Minimum Spanning Tree - rFronteddu/general_wiki GitHub Wiki
Minimum Spanning Tree (MST)
A Minimum Spanning Tree (MST) is a subset of the edges of a connected, undirected graph that spans all the vertices (i.e., connects them) without forming cycles, while minimizing the total edge weight. MSTs are useful in optimizing connections, like wiring electrical components, where you need to minimize the amount of material used.
Problem Setup
- The graph G = (V,E) represents vertices (V) and edges (E), where edges have weights representing costs.
- We want to find a tree T, a subset of E, that spans all vertices and has the minimum possible total weight.
Algorithms
Two primary algorithms are commonly used for solving the MST problem:
- Kruskal: Builds the MST by adding edges in increasing order of weight, avoiding cycles.
- Prim's Algorithm: Grows the MST one vertex at a time, always adding the lightest edge that connects a vertex in the tree to one outside it.
Growing a MST
A generic greedy approach can be used to grow an MST:
- Initialize an empty set of edges A.
- Repeatedly find a "safe" edge (an edge that can be added without forming a cycle) and add it to A.
- Stop once A contains |V|-1 edges (one less than the number of vertices)
Recognizing Safe Edges
An edge is "safe" if it is the lightest edge crossing a cut (a partition of vertices into two sets) that respects the already chosen edges. By adding only safe edges, you ensure the construction of an MST.
Kruskal's Algorithm
- Start with a forest (disconnected trees), where each vertex is its own tree.
- Add the lightest edge that connects two different trees.
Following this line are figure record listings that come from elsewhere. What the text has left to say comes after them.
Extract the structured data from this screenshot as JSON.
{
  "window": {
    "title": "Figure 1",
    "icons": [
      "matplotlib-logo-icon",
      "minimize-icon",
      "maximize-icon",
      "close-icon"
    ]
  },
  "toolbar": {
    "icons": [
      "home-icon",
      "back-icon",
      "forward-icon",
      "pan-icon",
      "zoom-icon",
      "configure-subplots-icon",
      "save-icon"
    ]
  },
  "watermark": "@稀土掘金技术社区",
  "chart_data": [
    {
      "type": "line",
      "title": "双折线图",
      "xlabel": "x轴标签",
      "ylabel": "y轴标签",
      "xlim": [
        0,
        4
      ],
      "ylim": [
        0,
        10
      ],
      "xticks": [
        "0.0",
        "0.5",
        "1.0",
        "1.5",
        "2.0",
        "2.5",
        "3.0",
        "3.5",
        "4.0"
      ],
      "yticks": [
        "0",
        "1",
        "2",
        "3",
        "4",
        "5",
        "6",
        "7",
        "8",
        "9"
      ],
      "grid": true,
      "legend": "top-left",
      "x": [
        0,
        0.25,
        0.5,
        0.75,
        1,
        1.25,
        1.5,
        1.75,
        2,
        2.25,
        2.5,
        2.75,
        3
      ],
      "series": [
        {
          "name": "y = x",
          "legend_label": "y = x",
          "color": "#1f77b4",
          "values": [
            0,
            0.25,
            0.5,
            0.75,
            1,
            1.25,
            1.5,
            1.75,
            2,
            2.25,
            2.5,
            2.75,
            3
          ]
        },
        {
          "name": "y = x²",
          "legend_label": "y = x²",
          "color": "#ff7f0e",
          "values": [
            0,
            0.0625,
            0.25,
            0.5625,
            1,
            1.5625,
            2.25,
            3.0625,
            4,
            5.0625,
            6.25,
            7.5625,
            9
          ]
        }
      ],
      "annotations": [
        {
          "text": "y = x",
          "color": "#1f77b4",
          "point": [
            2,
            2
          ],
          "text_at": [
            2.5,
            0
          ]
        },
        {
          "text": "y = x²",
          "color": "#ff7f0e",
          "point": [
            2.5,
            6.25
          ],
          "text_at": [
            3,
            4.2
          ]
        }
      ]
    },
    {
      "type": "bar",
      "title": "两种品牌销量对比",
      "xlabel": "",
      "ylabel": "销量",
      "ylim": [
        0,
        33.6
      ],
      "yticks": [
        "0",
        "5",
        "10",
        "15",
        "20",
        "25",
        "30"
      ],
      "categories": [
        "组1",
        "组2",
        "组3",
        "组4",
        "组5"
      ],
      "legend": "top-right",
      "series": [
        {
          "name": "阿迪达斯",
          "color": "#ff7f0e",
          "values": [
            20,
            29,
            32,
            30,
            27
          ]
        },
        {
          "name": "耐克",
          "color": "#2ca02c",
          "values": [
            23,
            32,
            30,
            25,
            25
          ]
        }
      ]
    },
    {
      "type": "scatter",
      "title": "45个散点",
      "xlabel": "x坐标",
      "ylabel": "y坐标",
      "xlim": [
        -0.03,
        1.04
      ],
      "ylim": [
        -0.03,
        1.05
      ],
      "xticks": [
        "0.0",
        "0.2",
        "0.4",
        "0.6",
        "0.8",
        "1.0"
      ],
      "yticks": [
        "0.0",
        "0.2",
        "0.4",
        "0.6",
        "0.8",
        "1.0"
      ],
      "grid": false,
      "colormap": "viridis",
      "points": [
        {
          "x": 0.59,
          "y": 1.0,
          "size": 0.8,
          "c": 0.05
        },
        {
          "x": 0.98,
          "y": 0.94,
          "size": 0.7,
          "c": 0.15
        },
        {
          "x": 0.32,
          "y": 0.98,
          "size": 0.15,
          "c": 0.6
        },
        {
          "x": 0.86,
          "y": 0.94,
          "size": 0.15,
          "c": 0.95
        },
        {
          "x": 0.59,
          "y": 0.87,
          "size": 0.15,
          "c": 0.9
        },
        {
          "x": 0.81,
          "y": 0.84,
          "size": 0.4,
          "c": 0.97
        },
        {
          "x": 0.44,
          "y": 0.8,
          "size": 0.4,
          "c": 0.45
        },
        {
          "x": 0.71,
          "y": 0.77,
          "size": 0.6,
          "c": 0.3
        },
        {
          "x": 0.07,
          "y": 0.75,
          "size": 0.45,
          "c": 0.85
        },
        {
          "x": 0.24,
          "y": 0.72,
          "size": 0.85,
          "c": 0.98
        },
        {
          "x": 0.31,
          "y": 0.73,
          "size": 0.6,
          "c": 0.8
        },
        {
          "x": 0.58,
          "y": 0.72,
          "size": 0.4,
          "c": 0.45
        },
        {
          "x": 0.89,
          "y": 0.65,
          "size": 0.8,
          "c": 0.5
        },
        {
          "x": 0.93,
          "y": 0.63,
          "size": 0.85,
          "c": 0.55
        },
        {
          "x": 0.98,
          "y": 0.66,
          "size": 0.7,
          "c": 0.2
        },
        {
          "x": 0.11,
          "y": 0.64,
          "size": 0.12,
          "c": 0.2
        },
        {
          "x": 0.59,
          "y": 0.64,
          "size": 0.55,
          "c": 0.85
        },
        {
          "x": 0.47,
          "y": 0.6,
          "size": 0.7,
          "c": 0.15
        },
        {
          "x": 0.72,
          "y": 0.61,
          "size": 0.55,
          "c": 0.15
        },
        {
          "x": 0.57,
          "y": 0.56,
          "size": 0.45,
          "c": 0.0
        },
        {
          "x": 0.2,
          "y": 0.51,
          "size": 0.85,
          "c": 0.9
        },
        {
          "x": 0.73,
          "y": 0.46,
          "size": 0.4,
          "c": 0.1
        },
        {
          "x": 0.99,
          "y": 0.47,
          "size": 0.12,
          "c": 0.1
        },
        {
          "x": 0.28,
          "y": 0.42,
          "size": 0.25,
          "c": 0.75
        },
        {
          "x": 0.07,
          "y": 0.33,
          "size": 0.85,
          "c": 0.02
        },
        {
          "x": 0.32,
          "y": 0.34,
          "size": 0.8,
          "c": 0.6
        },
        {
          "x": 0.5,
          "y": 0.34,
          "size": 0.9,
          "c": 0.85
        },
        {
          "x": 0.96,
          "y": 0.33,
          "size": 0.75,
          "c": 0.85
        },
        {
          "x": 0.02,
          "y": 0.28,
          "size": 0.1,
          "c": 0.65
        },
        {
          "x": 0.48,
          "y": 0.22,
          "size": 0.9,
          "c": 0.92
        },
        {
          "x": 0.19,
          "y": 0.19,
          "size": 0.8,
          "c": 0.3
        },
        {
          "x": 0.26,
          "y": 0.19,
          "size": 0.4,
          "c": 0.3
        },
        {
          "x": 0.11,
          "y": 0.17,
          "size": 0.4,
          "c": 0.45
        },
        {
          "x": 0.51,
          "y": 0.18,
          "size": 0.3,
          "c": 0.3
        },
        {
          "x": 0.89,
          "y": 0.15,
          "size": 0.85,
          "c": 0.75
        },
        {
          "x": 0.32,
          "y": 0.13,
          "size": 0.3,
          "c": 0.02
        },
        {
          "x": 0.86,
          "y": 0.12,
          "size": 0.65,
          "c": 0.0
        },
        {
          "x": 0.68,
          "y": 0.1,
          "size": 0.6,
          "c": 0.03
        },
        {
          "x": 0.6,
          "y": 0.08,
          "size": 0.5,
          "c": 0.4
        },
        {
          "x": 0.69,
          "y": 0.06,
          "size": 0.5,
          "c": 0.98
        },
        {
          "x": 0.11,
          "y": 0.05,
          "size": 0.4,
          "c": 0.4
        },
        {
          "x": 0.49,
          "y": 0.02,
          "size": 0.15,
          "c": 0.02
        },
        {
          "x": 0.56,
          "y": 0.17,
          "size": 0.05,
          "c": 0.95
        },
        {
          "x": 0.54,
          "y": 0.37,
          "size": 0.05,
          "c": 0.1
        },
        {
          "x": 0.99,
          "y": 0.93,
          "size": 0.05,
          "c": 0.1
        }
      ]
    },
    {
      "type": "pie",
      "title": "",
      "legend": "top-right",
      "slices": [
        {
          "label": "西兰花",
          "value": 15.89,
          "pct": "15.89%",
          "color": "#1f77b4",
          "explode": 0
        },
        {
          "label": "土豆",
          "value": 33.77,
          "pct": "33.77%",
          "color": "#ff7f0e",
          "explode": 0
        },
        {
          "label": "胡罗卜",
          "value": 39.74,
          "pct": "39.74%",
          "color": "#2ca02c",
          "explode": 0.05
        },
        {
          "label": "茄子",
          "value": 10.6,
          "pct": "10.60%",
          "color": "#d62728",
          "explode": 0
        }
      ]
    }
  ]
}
- Use the Union-Find data structure to efficiently manage tree merging and cycle detection
- Time complexity O(E log V)
MST-KRUSKAL(G,w)
A = {}
for each v in G.V
MAKE-SET(V)
sort G.E in nondecreasing order by weight w
for each (u,v) in G.E, taken in nondecreasing order by weight
// check whether u,v belong to the same tree i.e. whether we would add a cycle
if FIND_SET(u) != FIND_SET(v) // FIND_SET returns a representative element from the set that contains u
add (u,v) to A
// UNION separates vertices into clusters to determine whether two vertices belong
// to the same cluster and hence if adding an edge will produce a cycle
UNION(u,v)
return A
Prim's Algorithm
Prim’s: "I want to connect all cities with the least amount of road."
-
Start from an arbitrary vertex and grow a single tree by repeatedly adding the lightest edge that connects the tree to a new vertex.
-
Use a priority queue (min-heap) to efficiently find the next lightest edge.
-
Time complexity O(E log V)
MST-Prim(G, w, r) {
for u in G.V
u.w = max
u.p = nil
r.w = 0
Q = G.V
while Q not empty
u = ExtractMin(Q)
for v in G.Adj[u]
if v in Q and w(u,v) < v.w
// if it's in Q it's not in the MST yet
v.p = u
v.w = w(u,v)
}
Comparison
- Both have similar time complexity but they work differently: Kruskal operates globally (on all edges), while Prim focuses locally (on growing a tree).
Key Theorem:
For any set of edges A in a MST, the lightest edge crossing any cut that respects A is always safe to add.